I suggest accessing the New Hampshire site here.
The state works with a consultancy, 2Revolutions, that has played a major role in the training of staffs, much more than training, working with teachers and schools to change cultures, to change the face of teaching and learning in a process that totally engages all the stakeholders.
Are the parents, teachers and school leaders willing to jump off the diving board, to walk into a new world, to move away from rigid testing accountability to performance tasks, to move to a student-centered, highly individualized classroom?
The fed proposal requires consultation with all stakeholders, in a limited period of time.
How will participants be selected? Do you consult with stakeholders, submit the application, and choose actual participants after the application has been approved? Or, work with high opt-out districts in the application creation process? Do you choose a subset of schools within districts, for example, the PROSE schools in New York City? Or, do you expand the Internationals Network for new immigrant arrivals? And. all these decisions within a ten week window.

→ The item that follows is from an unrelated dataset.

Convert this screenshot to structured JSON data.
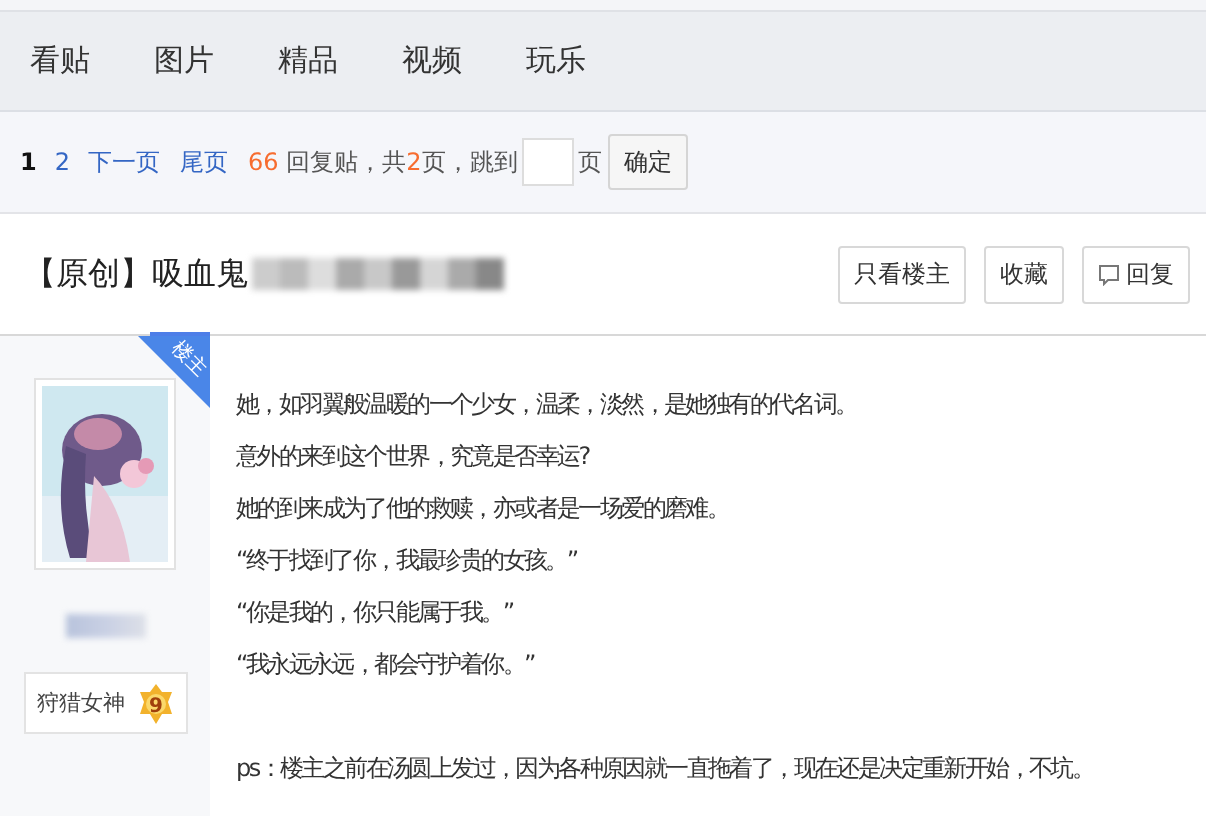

Another core issue: funding. The fed regs do not come with any additional dollars; the governor/legislature will have to add funds to the budget in a restrictive funding year, or, State Ed will have to find funding from external grants.
Daniel Koretz, the current Harvard scholar who wrote the 1992 Rand Report criticizing the Vermont Portfolio Project has a new book, The Testing Charade, Pretending to Make Schools Better (2017); although he is not anti-testing he does skewer the current use of testing – Read review here.
Can you sever testing from accountability and simply use testing a tool to guide instruction?
A weighty nuanced discussion that would normally take many months is squeezed into a narrow time frame; the folks in Albany have an extremely difficult task.